Ascribe to the Lord the glory due his name;
Psalm 96:8-9
bring an offering and come into his courts.
Worship the Lord in the splendor of his holiness;
tremble before him, all the earth.
Throughout the Psalms, and the Bible in general, we see that a normal response to the tangible Presence of God is to tremble. When theophanies happen in the Old Testament, people often tremble in the presence of God.
On the morning of the third day there was thunder and lightning, with a thick cloud over the mountain, and a very loud trumpet blast. Everyone in the camp trembled. Then Moses led the people out of the camp to meet with God, and they stood at the foot of the mountain.
Exodus 19:16-17
We get the sense that in a face-to-face encounter with the fullness of the living God, our bodies can’t handle all the power, our sin can’t handle all the holiness, our eyes can’t handle all the light, our hearts can’t handle all the love. The healthy and reverent fear of the Lord hits people and they begin to tremble. We might call this trembling a “physical manifestation of fear” or a “physical manifestation of being emotionally overwhelmed.”
I grew up in a Baptist church where we used to sing a hymn that spoke to this reality. It was called “Were You There When They Crucified My Lord.”
Were you there when they crucified my Lord?
Were you there when they crucified my Lord?
Oh! Sometimes it causes me to tremble, tremble, tremble.
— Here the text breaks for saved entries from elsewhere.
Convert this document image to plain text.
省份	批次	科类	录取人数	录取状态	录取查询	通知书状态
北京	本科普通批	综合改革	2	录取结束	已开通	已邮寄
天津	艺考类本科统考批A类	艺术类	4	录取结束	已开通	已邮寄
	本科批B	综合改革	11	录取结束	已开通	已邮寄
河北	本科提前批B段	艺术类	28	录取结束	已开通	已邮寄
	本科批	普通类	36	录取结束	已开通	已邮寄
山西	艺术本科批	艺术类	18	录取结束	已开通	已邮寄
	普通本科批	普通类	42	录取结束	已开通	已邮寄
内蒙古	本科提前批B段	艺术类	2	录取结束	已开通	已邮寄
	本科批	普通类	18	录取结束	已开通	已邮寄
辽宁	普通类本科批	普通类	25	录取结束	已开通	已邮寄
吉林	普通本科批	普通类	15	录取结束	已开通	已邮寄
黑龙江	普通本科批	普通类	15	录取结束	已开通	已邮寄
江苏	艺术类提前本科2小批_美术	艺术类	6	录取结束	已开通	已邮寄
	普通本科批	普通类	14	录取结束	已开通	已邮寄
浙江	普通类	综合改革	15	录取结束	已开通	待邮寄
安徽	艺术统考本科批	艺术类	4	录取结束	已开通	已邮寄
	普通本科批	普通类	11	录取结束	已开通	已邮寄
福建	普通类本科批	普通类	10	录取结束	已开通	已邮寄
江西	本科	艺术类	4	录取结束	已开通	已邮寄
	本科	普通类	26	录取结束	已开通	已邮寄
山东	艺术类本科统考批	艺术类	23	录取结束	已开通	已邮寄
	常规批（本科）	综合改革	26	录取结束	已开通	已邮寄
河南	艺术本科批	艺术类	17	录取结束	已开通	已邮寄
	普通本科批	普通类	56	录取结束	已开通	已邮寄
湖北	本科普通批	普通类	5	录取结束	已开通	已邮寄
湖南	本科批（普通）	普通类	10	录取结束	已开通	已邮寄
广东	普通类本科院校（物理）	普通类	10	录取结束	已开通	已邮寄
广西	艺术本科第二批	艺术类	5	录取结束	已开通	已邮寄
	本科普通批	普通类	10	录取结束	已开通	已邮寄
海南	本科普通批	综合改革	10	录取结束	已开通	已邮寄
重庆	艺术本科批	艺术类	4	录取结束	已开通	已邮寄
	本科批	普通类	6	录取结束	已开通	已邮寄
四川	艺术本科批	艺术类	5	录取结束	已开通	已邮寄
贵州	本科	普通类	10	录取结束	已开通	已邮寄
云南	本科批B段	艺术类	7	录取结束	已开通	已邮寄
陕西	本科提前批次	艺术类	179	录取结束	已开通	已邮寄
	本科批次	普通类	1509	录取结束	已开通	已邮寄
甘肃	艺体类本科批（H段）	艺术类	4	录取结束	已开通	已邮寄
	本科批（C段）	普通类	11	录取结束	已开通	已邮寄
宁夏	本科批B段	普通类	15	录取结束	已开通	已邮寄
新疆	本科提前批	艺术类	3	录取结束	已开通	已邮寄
Were you there when they crucified my Lord?Were you there when they nailed him to the tree?
Stanzas 1 & 2
Were you there when they nailed him to the tree?
Oh! Sometimes it causes me to tremble, tremble, tremble.
Were you there when they nailed him to the tree?
All of this got me thinking about trembling as a “physical manifestation of the Holy Spirit.” To clarify, this is different from trembling that is a “physical manifestation of being emotionally overwhelmed” (although emotions may accompany it). When the Holy Spirit causes the physical manifestation, it is not showing up in our body because of our emotions. While emotions may be a part of the experience, physical manifestations of the Spirit are when the Holy Spirit himself causes our body to react to an increase of his tangible presence. And while our bodies can react in a number of different ways, trembling is a common one.
Both Jonathan Edwards, in the First Great Awakening (1730s), and John Wesley, in the Second Great Awakening (1790s), recorded the phenomenon of people trembling under the power of the Holy Spirit. In subsequent revivals (Azuza Street in the early 1900s, Charismatic renewal in the 1960s, Toronto and Brownsville in at the 1990s) the experience of people trembling under the power of the Holy Spirit was very common. While this reaction of trembling has been recorded by historians in nearly every revival, it sometimes gets explained away with accusations of some combination of groupthink and mass hysteria.
Yet, these simplistic dismissals can’t account for the wide rage of personal experiences that people have had with the Holy Spirit. How do they account for people continuing to experience these physical manifestations of the Spirit while they are alone in the privacy of their own prayer time with the Lord? How do they account for their regularity? How do they account for people with no prior religious experience experiencing these physical manifestations despite not wanting them and even being skeptical of them? There is too much personal and historical evidence that one of the physical manifestations of the Holy Spirit is the phenomenon of trembling.
What’s fascinating to think about is that while people who experienced trembling were not necessarily experiencing a theophany in the traditional sense–they weren’t face to face with the living God–their bodies were reacting as if they were. It’s as if their bodies were picking up on the reality of the tangible Presence of God in a way that their eyes weren’t. What if their bodies were responding appropriately to God’s tangible Presence even when their mind wasn’t able to?
Have you ever had a moment where your heart was ahead of your mind? Your heart picked up on something and tears began to flow but your head was still unaware of what was going on. You were crying but you weren’t sure what you were crying about yet. Your heart was ahead of your head. Only later, upon further reflection, did your mind begin to understand what your heart already knew. Has that ever happened to you?
I suspect the physical manifestations of the Holy Spirit that happen to our bodies, like trembling, are versions of this. It’s like our spirit and our body picks up on God’s Presence in a way that our mind hasn’t yet. Our body and spirit are ahead of our mind. Only later does our mind make sense of it. And this completely makes sense when we begin to recognize the truth that we have the Spirit of God actually dwelling in us. When the Spirit within us connects with the Spirit falling upon us, our body will react to that powerful connection often before our mind can catch up.
We may begin trembling in a way that is beyond our control. If this happens to us, we shouldn’t fight it as if there is something wrong with our body. Quite the opposite. Maybe our body is actually responding appropriately. Maybe it’s the rest of us that has to catch up. We’re experiencing the profound Presence of God in our midst, and maybe whatever walls may be up in our heart and mind need to come down so that they too can join in on the moment.